The tax laws were written on the principle that a business ought to be able to count past losses against future gains. A business can often lose money for a while (especially in its first few years) and then make more money later on. Over time, the taxes paid should represent the overall profit earned by the business.
Trump's situation, however, is more complicated. Trump claimed the loss against his personal income, not against his businesses' income, according to the New York Times report. This suggests that like many other wealthy people, Trump owns businesses that belong to special legal categories -- such as partnerships, limited liability companies and S corporations -- allowing him to count losses in business against personal income. This could enable Trump and other taxpayers to use business losses to minimize the taxes they owe over time.
That option is rarely available to poor families. Instead, they pay taxes on their income when they receive it, whether or not they are just coming off a difficult year.
In 2003, Lily Batchelder, a former economic official in the Obama administration and now a New York University law professor, calculated that allowing poor households to shift income from one year to the next could reduce their tax rates by 2 percentage points, on average. For some families, the benefits would be much greater. A single parent with two children who earns $35,000 in one year and nothing the next would be able to increase her income after taxes by almost $9,000.
Other programs such as food stamps, Social Security and unemployment insurance are meant to help poor families work through difficult times such as old age or an economic crisis.
Wealthier households such as Trump's do not benefit from these programs to the same extent, but they can claim losses against their income when things go sour. While the sources of the loss Trump evidently claimed in 1995 -- totaling $916 million -- are not clear from the documents the New York Times published, he was just wrapping up a catastrophic corporate bankruptcy.
It is not the only way in which government largess extends to the affluent. According to the Congressional Budget Office, 15 percent of the deduction for mortgage interest accrues to the wealthiest 1 percent of households. That group also enjoys 14 percent of the benefits from contributions to retirement accounts and pensions, which are also often exempt from taxation.

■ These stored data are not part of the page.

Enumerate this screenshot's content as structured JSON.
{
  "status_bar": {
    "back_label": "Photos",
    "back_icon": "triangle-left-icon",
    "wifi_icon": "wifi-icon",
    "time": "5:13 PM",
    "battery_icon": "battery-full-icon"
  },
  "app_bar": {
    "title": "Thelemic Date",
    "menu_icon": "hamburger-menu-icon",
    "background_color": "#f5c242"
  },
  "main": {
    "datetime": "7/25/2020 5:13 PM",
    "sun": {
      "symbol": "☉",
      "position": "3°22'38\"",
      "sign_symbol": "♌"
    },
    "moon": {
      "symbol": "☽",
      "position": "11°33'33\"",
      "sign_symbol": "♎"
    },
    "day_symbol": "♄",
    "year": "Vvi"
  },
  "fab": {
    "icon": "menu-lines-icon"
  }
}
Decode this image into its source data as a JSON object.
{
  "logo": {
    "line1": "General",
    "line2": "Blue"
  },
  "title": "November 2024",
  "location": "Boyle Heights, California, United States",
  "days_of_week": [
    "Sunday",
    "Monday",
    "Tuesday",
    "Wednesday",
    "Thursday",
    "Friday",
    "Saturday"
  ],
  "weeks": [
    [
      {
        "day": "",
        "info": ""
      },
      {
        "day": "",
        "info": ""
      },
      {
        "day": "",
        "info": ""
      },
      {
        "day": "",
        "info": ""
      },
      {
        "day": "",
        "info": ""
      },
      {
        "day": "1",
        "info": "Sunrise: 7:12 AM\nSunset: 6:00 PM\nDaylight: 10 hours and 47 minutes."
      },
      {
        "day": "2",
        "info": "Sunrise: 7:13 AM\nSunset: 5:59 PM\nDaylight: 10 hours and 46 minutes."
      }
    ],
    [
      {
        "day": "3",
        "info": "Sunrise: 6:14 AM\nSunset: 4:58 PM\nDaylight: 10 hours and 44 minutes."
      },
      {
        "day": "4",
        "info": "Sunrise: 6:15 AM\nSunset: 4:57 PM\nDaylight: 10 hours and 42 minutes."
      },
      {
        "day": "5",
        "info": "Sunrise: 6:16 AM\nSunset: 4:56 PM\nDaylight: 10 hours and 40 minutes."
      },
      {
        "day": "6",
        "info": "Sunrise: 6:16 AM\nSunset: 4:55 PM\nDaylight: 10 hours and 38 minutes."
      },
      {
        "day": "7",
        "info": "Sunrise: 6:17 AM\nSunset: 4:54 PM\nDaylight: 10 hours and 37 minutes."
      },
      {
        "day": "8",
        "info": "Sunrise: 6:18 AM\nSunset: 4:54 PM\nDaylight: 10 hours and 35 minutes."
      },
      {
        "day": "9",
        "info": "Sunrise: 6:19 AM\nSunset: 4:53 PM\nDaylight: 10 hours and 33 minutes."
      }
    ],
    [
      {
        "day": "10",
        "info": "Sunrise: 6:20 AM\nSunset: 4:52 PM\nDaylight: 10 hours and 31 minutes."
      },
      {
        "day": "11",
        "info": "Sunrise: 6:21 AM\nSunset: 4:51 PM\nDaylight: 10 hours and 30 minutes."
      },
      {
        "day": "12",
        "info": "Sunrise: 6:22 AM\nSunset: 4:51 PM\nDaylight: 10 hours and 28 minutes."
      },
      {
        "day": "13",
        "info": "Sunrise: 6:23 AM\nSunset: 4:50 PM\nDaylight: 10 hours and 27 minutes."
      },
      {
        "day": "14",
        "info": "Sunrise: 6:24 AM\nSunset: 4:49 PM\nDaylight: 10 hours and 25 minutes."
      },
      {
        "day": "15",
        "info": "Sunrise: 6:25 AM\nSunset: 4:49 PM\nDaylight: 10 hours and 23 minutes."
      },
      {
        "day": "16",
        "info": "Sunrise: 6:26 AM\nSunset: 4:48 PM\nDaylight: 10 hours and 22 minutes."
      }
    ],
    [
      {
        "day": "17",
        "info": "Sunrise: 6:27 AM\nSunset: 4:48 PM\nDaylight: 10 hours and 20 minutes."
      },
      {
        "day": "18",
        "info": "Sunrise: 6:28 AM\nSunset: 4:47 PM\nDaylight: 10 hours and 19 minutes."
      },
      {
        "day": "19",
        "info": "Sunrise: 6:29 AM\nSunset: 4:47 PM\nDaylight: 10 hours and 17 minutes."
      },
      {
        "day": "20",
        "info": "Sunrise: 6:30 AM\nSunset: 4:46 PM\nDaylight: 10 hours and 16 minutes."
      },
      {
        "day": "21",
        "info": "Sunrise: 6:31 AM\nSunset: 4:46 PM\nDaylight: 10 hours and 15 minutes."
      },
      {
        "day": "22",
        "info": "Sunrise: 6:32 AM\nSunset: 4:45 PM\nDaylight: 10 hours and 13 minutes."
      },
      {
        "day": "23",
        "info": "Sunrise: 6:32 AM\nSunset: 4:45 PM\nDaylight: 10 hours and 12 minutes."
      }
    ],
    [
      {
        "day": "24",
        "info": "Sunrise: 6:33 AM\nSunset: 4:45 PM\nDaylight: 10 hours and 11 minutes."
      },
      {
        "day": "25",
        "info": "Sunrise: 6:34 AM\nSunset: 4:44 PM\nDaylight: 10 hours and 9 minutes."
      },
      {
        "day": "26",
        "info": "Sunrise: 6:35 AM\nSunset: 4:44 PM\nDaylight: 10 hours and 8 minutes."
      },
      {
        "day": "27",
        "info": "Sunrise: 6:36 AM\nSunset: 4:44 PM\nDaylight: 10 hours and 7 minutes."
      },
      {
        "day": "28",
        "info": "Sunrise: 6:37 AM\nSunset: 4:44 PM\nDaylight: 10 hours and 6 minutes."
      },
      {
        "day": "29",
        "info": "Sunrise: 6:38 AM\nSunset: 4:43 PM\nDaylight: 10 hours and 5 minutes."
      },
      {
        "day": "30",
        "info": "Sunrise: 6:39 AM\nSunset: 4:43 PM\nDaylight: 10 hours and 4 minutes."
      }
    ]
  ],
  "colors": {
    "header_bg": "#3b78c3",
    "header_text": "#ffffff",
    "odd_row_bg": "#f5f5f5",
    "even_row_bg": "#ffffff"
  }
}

Trump himself has criticized a loophole that allows managers at hedge funds and private equity firms to count their compensation as capital gains, rather than ordinary income such as a wage or a salary. Capital gains are taxed at a rate of just 15 percent, while marginal rate on ordinary income can reach nearly 40 percent for wealthy households.
There are more outlandish examples, too -- such as the fact that yachts are now exempt from the sales tax in many states. These exemptions are great for the yacht industry, but they are costly for state governments that desperately need the money for roads, schools and other public services.
A common criticism of food stamps and similar programs is that they make getting by without contributing to society too easy, discouraging people from working as hard as they could. The tax code is full of giveaways, though, and the distortions that benefit wealthy taxpayers create all the same economic problems without doing anything for those who really need the help.